Tuesday, April 20, 2010

Bank of Canada warns higher rates ahead

From the Canadian Press:
The Canadian dollar rose sharply Tuesday as the Bank of Canada warned that it will be raising interest rates.

At midday, the dollar was up 1.63 cents to 100.17 cents US.

The Bank of Canada kept its key lending rate unchanged Tuesday, but warned that its low-rate policy has a limited future.

The bank held the overnight rate at 0.25 per cent, as economists had expected.

But with the economy recovering and inflation running above the bank's two per cent target, the need for rock-bottom lending rates "is now passing," it said in a statement.

The extent and timing of any change in the key rate "will depend on the outlook for economic activity and inflation," the bank said. The bank also noted growth is "proceeding somewhat more rapidly" than it expected earlier this year, increasing the chance of a rate rise in the early summer.


"Simply put, this statement marks a dramatic change in tone by the bank, and doesn't rule out possible 50 basis point moves," said Douglas Porter, deputy chief economist with BMO Capital Markets, in a commentary.

Porter predicted a June rate hike is now "likely," adding that the central bank is clearly much more concerned about inflation than previously indicated.

The bank sets a target level for the overnight rate, which is often called the key interest rate or key policy rate because it indicates the bank's thinking about the economy.

The overnight rate is the interest rate major financial institutions charge each other for one-day loans.

The rate has been at a very low 0.25 per cent since April 2009, when it was cut from 0.50 per cent as the recession worsened. It was at a recent peak of 4.5 per cent in October 2007.

The bank's "extraordinary policy" of ultra-low rates was introduced to boost the recovery, the statement said.

The bank is forecasting growth of 3.7 per cent this year, reflecting stronger global activity, strong housing activity in Canada and the bank's conclusion that policy stimulus advanced some spending into late 2009 and early 2010.

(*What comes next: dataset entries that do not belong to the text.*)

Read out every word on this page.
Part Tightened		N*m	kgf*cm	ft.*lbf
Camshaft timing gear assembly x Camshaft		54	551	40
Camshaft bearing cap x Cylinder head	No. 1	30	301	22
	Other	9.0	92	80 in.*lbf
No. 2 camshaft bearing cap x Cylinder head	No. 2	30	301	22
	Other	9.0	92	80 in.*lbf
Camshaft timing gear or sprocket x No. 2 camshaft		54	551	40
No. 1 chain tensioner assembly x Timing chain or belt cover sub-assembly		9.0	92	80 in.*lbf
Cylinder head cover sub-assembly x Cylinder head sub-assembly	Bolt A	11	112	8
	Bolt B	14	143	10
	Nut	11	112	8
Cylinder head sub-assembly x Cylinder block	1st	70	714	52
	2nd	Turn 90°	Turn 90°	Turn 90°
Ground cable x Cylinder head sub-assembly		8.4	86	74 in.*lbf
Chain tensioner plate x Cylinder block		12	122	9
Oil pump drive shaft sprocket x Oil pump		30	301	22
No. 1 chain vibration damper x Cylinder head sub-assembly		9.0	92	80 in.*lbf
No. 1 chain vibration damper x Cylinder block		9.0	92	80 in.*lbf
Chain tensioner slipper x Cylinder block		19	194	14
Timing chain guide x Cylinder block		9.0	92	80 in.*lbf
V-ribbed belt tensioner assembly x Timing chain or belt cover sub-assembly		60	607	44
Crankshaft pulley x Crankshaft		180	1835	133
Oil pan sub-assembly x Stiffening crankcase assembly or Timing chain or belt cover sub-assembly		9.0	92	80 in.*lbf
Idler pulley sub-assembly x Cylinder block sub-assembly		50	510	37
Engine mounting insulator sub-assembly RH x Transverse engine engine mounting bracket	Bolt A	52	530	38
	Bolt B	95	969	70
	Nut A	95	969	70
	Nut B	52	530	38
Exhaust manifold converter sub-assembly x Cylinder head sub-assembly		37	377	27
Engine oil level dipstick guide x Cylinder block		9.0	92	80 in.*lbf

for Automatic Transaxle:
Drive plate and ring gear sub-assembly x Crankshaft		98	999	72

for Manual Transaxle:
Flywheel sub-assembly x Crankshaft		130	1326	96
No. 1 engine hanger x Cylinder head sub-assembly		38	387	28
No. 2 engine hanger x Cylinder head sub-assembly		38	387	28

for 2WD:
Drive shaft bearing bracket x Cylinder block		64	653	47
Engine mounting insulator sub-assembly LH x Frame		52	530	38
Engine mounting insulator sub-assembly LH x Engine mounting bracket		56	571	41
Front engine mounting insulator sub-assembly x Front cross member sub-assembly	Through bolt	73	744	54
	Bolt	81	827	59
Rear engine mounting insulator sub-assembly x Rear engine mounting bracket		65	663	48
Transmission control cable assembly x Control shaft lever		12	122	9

It's forecasting that Canadian economic growth will slow to 3.1 per cent in 2011 and 1.9 per cent in 2012.

Competing pressures

Bank governor Mark Carney is juggling competing pressures: the need to control inflation with a higher rate; the need to keep the cost of loans low to encourage business and consumer borrowing; and the strong dollar.

A bank rate increase could push the dollar even higher, hurting exports and jobs. While recognizing that growth is strong, the bank warned Tuesday about economic negatives: "the persistent strength of the Canadian dollar, Canada's poor relative productivity performance and the low absolute level of U.S. demand."

Although Carney expressed concern about inflation in March, the bank said it is expecting the rate to ease slightly in the second quarter, and remain slightly above the target two per cent rate this year before easing in the second half of 2011.

With files from The Canadian Press

Saturday, April 17, 2010

Overnight Interest Rate to Remain Low - For Now

Group urges BoC to keep rate promise - for now

| Friday, 16 April 2010


The Bank of Canada should keep the overnight interest rate as is in April, but aim for a target interest rate of 1.25 per cent by October and 2.50 per cent by April 2011, the C.D. Howe Institute's Monetary Policy Council recommended.

Nine of the ten members of the Council - which provides an independent assessment of the Bank of Canada's strategy to reach a two per cent inflation target - recommended the Bank keep the key interest rate at 0.25 per cent for the time being.

But for the next announcement in June, the council was split on how the central bank should proceed. Six recommended the rate still be held at 0.25 per cent, while the four remaining members were split between wanting a 0.5 per cent and 0.75 per cent target rate. The Council's formal recommendations to the Bank of Canada are based on the group's median votes on rate changes.

In a report, the Council said members who favoured the Bank stay with its commitment tended to "highlight the role of emergency stimulus and inventory swings in recent growth numbers" while noting that the disappearance of one-time factors affecting prices will cause year-over-year inflation to moderate.

In contrast, members who wanted the Bank to raise the policy rate sooner and more steadily said domestic demand and inflation are running ahead of what was expected when the Bank's commitment to keep rates low was made, adding the yield curve and money growth rates are "consistent with continued expansion."

"In general, the strongest sentiment was that credibility in controlling inflation should be the Bank of Canada's paramount consideration," the report said. "There was strong sentiment in favour of the Bank's signaling clearly that monetary policy is likely to become much less accommodative as it exits its emergency stance."